Nineteen percent of Trump voters said they fit the description of someone unwilling to disclose their preferred pick, even to friends, shows a newly released poll of 2020 voters by the conservative-leaning polling firm Public Opinion Strategies. Just 8% of Biden voters said the same.
The poll surveyed 1,600 voters and had a 2.45 percentage-point margin of error.
This group of “shy” Trump voters, hidden by the polls, loomed large after the president’s surprise election victory in 2016.
Because most polls were viewed as projecting a decisive victory for Hillary Clinton, this “shy” vote was assumed to have fooled pollsters who thought Clinton would win.

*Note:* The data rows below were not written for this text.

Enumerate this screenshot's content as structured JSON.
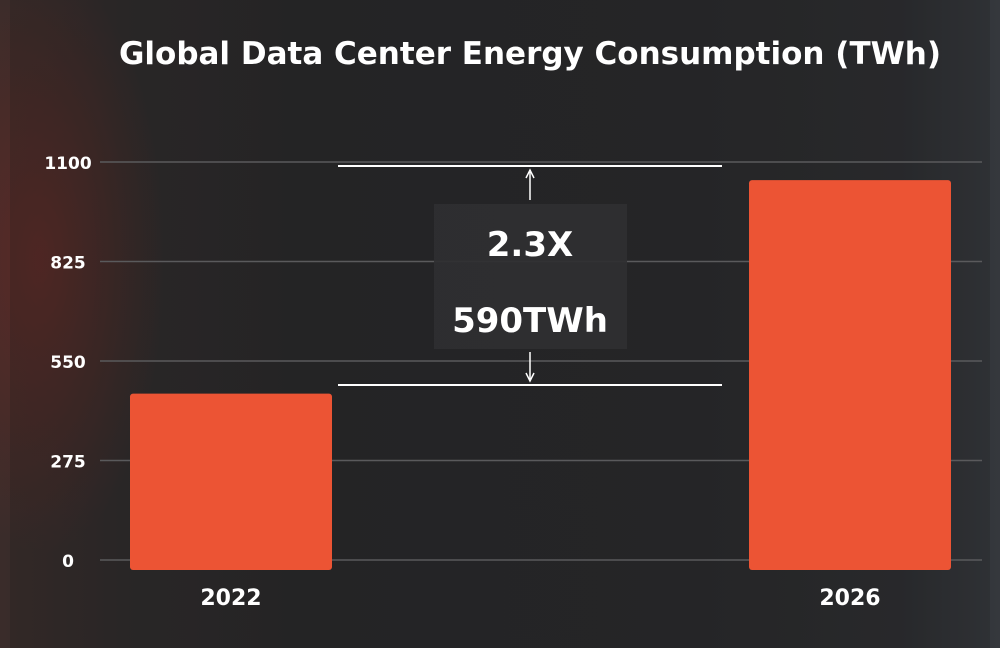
{
  "colors": {
    "bar": "#ec5434",
    "grid": "#5a5a5c",
    "text": "#ffffff",
    "annotation_box": "#2f2f31"
  },
  "chart_data": {
    "type": "bar",
    "title": "Global Data Center Energy Consumption (TWh)",
    "categories": [
      "2022",
      "2026"
    ],
    "values": [
      460,
      1050
    ],
    "ylim": [
      0,
      1100
    ],
    "yticks": [
      0,
      275,
      550,
      825,
      1100
    ],
    "grid": true,
    "legend": "none",
    "annotation": {
      "lines": [
        "2.3X",
        "590TWh"
      ],
      "from_value": 460,
      "to_value": 1050
    }
  }
}
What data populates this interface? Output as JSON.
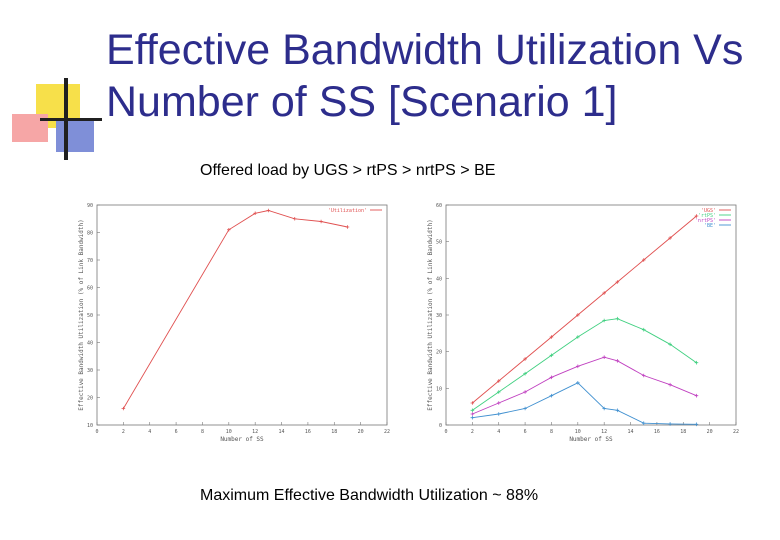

The Trump campaign said this week that they hoped to draw voters who didn’t cast a ballot for the president in the last cycle off “the sidelines” this year but disputed the notion that their voters were “shy.”
“There is, I shouldn’t say, a ‘shy’ Trump voter because I don’t think any Trump voter is truly shy, but these are folks who sat on the sidelines in 2016,” senior adviser Jason Miller told reporters on a Tuesday call.
According to Public Opinion Strategies’ poll, Trump also scored a 26-point advantage over Biden among the 30% of voters who cast a ballot on Election Day, 59% to 33%.
Late deciders, defined as voters who settle on a candidate in October or later and who make up 11% of the electorate, broke heavily for Trump, 51% to 35% for Biden. Fourteen percent of survey respondents said they voted to elect a third-party candidate.
As in 2016, Trump carried non-college-educated white men by 40 points, 67% to 27% for Biden.